In a spectacle that exposed the paranoia, xenophobia, and fear of anarchism which much of the United States was experiencing, Sacco and Vanzetti, two Italian Galleanist anarchists, were executed for murder in a trial seen by many as unfair. Both men called for retaliation against the government, and a wreath left at the funeral parlor where their caskets were exhibited bore the ominous message Aspetando l'ora di vendetta (Awaiting the hour of vengeance).[3]

Radical retaliation was not long in coming. For their part, the Galleanists did not cease their bombing campaign, despite the Palmer raids. In 1920, a powerful bomb killed 38 people in the Wall Street bombing.

After the execution of Sacco and Vanzetti, the Galleanists continued their attacks for another five years, culminating in an attempt to assassinate trial judge Webster Thayer by bombing his home in 1932.[4]

The first major strike at the end of the war was the Seattle shipyard strike in 1919. On January 21, 35,000 shipyard workers in Seattle struck. A general strike resulted when 60,000 workers in the Seattle area struck on February 6. Despite the absence of any violence or arrests, the strikers were immediately labeled as "communists" and charges that they were trying to incite revolution were leveled against them (see red-baiting}. Hysteria struck the city as department stores, grocery stores, and pharmacies were flooded by frightened customers trying to ensure that they would be able to survive a prolonged strike.

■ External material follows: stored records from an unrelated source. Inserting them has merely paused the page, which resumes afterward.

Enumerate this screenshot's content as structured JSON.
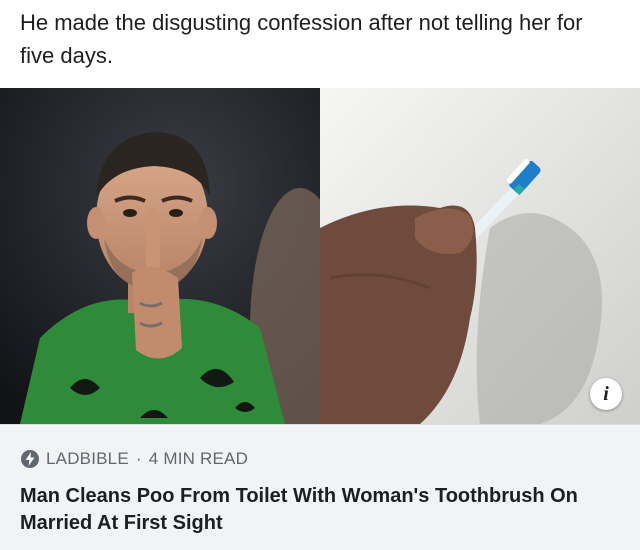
{
  "post": {
    "caption": "He made the disgusting confession after not telling her for five days."
  },
  "media": {
    "left_panel": "man-shushing-photo",
    "right_panel": "toothbrush-toilet-photo",
    "info_icon": "i"
  },
  "link": {
    "source_icon": "bolt-icon",
    "source": "LADBIBLE",
    "separator": "·",
    "read_time": "4 MIN READ",
    "headline": "Man Cleans Poo From Toilet With Woman's Toothbrush On Married At First Sight"
  },
  "colors": {
    "card_bg": "#f2f3f5",
    "meta_text": "#606770",
    "text": "#1c1e21"
  }
}
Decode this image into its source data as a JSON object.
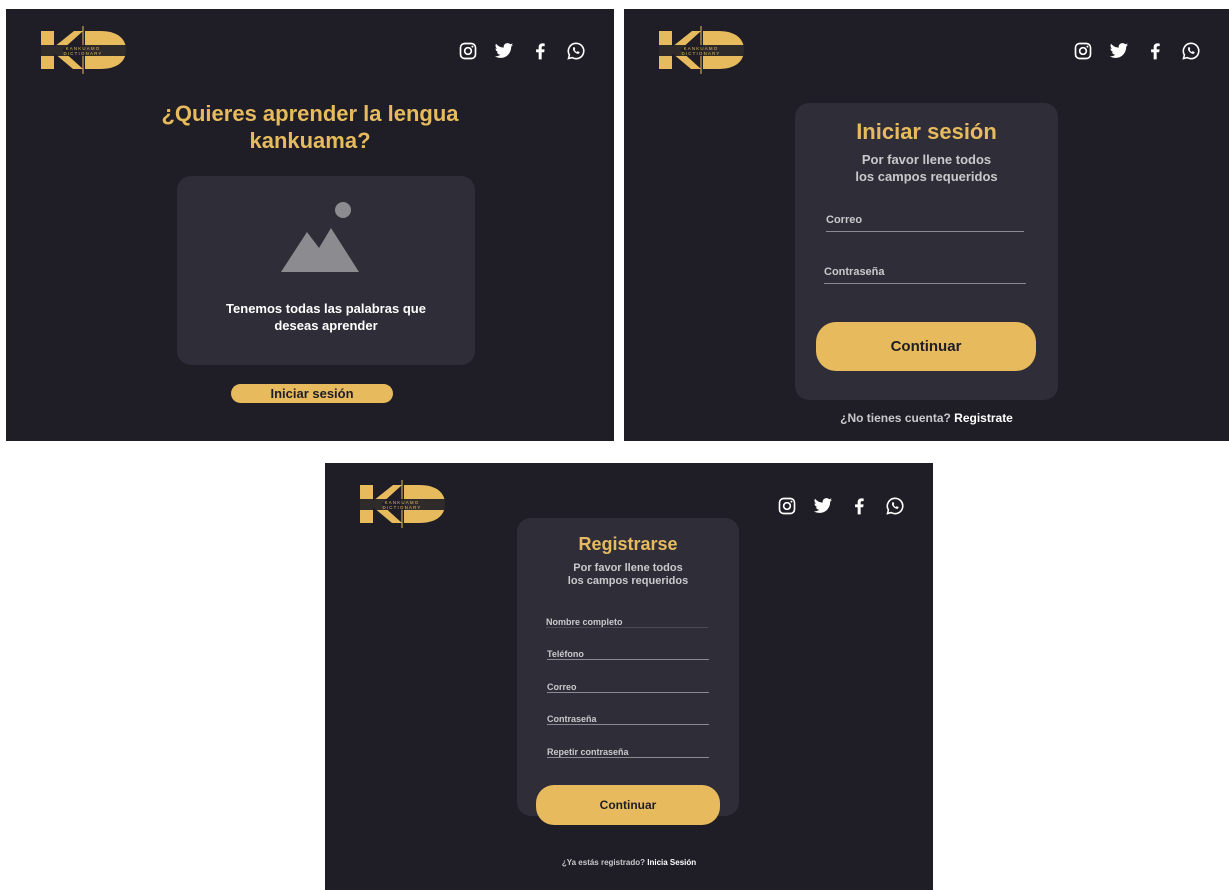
{
  "brand": {
    "logo_letters": "K D",
    "logo_text_top": "KANKUAMO",
    "logo_text_bottom": "DICTIONARY",
    "accent_color": "#e7bb5d",
    "background_color": "#1f1e26",
    "card_color": "#2f2e38"
  },
  "social_icons": [
    "instagram-icon",
    "twitter-icon",
    "facebook-icon",
    "whatsapp-icon"
  ],
  "home": {
    "title_line1": "¿Quieres aprender la lengua",
    "title_line2": "kankuama?",
    "card_icon": "image-placeholder-icon",
    "card_text_line1": "Tenemos todas las palabras que",
    "card_text_line2": "deseas aprender",
    "login_button": "Iniciar sesión"
  },
  "login": {
    "title": "Iniciar sesión",
    "subtitle_line1": "Por favor llene todos",
    "subtitle_line2": "los campos requeridos",
    "fields": [
      {
        "placeholder": "Correo",
        "value": ""
      },
      {
        "placeholder": "Contraseña",
        "value": ""
      }
    ],
    "continue_button": "Continuar",
    "footer_text": "¿No tienes cuenta?",
    "footer_link": "Registrate"
  },
  "register": {
    "title": "Registrarse",
    "subtitle_line1": "Por favor llene todos",
    "subtitle_line2": "los campos requeridos",
    "fields": [
      {
        "placeholder": "Nombre completo",
        "value": ""
      },
      {
        "placeholder": "Teléfono",
        "value": ""
      },
      {
        "placeholder": "Correo",
        "value": ""
      },
      {
        "placeholder": "Contraseña",
        "value": ""
      },
      {
        "placeholder": "Repetir contraseña",
        "value": ""
      }
    ],
    "continue_button": "Continuar",
    "footer_text": "¿Ya estás registrado?",
    "footer_link": "Inicia Sesión"
  }
}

National newspapers, countrywide, told of the threat of Seattle falling to the "Reds"[citation needed]. Mayor Ole Hanson, a longtime opponent of the Wobblies, publicly announced that fifteen hundred policemen and as many National Guard troops were ready to be dispatched at his orders to break up the strike. On February 10, realizing that resistance would only hurt the movement, labor leaders ordered the strike to stop. Mayor Hansen took credit for the termination of the strike, proclaimed a victory for Americanism, quit his job, and became a national expert and lecturer on anti-communism.

On May 1, 1919, a May Day parade in Cleveland, Ohio, protesting the imprisonment of Eugene Debs erupted into the violent May Day Riots of 1919. Charles Ruthenberg, a prominent Socialist leader who organized the march, was arrested for "assault with intent to kill"[citation needed].

Other labor actions, such as the Boston police strike, the Steel strike of 1919, and the organizing efforts of the Industrial Workers of the World, seemed to demonstrate the rise of radical labor unions. Furthermore, many of the organizations that supported the unions were not only associated with socialism or communism, but had already been persecuted for opposing World War I.